SHOP’s share price got ahead of its financials during the long market bull-run and is now consolidating down to where the fundamentals can support the valuation.
Market Correlation
Once the various stimulus packages came into effect around the world, assets rose fast, and in many cases became overvalued. Now that the stimulus has ended and central banks contract monetary policies, we will continue to see growth expectations plummet and valuations evaporate.
The tech heavy Nasdaq 100 (NDX) is down over 20% from its all-time-high in November 2021. Although SHOP is not in the index itself, they have similar attributes of being growth and tech oriented. SHOP has a high correlation of 0.85 with the index.
SHOP has a high beta of 2.2 (three year, monthly returns), meaning that for every 1% move in the NDX, SHOP is expected to move 2.2%. Since the NDX dropped 20%, one would expect a 44% drop in SHOP statistically. However, SHOP has dropped 70% in the same time period. So, that means the market perceives SHOP to have more downside risk than the market.
External Pressure
The main cause of the market’s fear is inflation and the resulting effects, including interest rate hikes and recession.
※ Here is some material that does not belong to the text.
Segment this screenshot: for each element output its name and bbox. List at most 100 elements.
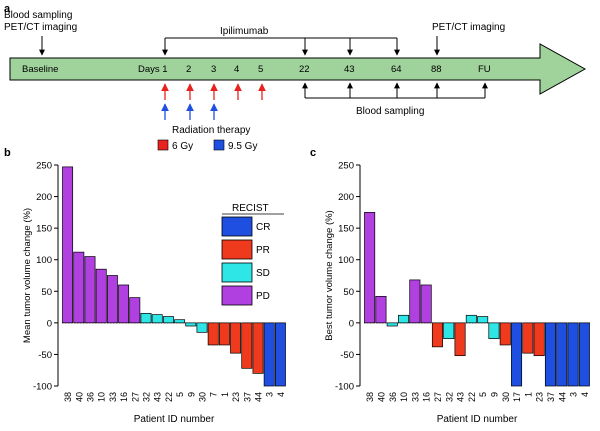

SHOP has negative net debt, meaning they hold more cash and equivalents than debt, so unlike many other companies it will not face risk of rolling debt at a higher rate. However, that does not mean SHOP is not affected by interest rates.
Many of SHOP’s customers may have taken on debt, and will face increased debt driven risks like default, which would reduce SHOP’s gross merchandise sales.
The bigger risk for SHOP is economic contraction, as its underlying merchants largely provide discretionary products which are generally the first thing consumers pass on when they need to tighten their wallets.
SHOP is facing more external changes than just the broad economic conditions, competition is increasing. AMZN is introducing ‘shop with prime’ which allows third-party merchants to integrate AMZN’s shipping and payment system with their own websites. Although it does not have the same depth of services as SHOP’s offerings, it may be a substitute for some merchants. Since SHOP’s valuation has been heavily attributed to long-term growth prospects, increasing competition which takes even a small portion of its market share can have a drastic effect.
Wall Street’s Take
Turning to Wall Street, SHOP earns a Moderate Buy rating with 15 Buy and 14 Hold ratings assigned over the past three months.
The average SHOP stock price target of $986.60 implies 114% upside potential.
Conclusion
For a long time SHOP has been overvalued, but is now more reasonably priced. However, external conditions are not in SHOP’s favor, and could hamper growth in the short to medium term. I am more hesitant than the analyst consensus, and remain Neutral on SHOP.